There's a lot on this slide. It's the very short version of Freud's intense and fascinating attempt to understand the sources of depression in which people lose interest in the world and withdraw the energy for attachment (or "cathexis") into themselves. He used clinical evidence to get to a version of the somewhat crazy-sounding final line of the slide, in which the melancholic no longer has an ego that is independent of their loss (and the lost person).   (I mentioned the "introjection" (or bringing-into) of the lost person into the self).  Freud insists it's not crazy and is all too common.  The concepts -- ambivalence (love-hate), loss, melancholia--get me to this translation of the framing slide above.
And so now I'm ready to go back to the passage from The Long Goodbye.  Note the recursive process: topic, then on to finding a passage, or maybe having a passage that really stuck in my mind and then figuring out the topic, then contextual and textual material that solidfies a frame, then the passage again.

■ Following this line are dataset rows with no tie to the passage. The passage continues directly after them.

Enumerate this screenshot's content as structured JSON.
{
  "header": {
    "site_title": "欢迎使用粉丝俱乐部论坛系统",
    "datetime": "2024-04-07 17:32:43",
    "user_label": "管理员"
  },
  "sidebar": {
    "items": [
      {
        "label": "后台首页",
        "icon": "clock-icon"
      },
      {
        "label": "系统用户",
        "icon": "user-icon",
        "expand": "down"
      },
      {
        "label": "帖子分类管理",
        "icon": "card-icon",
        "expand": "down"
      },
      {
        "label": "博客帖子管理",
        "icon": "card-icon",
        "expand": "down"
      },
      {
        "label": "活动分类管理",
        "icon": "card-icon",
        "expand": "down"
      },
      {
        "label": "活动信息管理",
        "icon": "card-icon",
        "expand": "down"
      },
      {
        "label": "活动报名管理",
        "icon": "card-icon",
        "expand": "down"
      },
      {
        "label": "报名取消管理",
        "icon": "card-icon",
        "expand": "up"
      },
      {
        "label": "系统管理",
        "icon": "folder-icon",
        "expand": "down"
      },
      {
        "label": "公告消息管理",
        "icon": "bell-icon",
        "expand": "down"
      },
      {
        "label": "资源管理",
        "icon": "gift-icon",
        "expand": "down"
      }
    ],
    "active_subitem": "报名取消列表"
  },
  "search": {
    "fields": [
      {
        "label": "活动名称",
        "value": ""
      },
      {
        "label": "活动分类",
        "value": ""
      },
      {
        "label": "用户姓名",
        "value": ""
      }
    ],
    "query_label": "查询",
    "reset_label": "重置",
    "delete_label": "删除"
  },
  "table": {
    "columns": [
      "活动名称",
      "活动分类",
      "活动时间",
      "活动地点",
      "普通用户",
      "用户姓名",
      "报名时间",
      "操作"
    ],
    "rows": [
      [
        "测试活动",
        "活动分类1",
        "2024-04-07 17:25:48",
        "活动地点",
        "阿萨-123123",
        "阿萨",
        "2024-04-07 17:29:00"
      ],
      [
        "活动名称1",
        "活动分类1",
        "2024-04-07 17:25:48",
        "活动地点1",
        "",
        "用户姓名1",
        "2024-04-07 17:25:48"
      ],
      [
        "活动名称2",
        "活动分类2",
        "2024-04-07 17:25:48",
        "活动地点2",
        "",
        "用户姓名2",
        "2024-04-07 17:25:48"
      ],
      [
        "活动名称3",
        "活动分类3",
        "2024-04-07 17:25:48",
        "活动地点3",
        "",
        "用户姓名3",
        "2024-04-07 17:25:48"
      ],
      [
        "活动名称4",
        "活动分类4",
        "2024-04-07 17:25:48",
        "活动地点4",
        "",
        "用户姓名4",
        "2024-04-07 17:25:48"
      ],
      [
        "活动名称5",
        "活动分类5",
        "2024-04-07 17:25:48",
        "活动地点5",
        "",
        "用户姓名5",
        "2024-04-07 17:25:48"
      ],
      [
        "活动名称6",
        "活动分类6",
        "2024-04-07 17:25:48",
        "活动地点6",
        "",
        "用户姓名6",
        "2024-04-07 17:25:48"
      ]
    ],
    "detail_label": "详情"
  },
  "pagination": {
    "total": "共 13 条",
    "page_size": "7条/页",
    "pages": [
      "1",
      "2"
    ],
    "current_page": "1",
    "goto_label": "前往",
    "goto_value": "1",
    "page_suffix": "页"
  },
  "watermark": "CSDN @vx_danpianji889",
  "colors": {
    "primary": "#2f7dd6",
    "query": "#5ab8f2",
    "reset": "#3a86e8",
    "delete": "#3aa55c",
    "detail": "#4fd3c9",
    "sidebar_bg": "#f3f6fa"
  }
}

Now I start to build the argument, and because it will improve my structure I write it out formally using our beloved observation-inference pairing.  

We didn't have time to go through this, so check it out now and we can discuss it on Tuesday.  The last two lines say, basically, that Marlowe associates attachment (starting with sex with Eileen Wade) with humiliation, so he would rather drink himself into oblivion than risk the attachment.  (Remember, Freud is the guy who says this is less weird and unusual than we would like to think.)  This gets me to a thesis, seen on a version of the first slide that I've filled in (under 4 and 5). 
I'm not yet satisfied with the formulation, but there's progress--and a plot line through a lot of material.  You held up very well under a lot of material.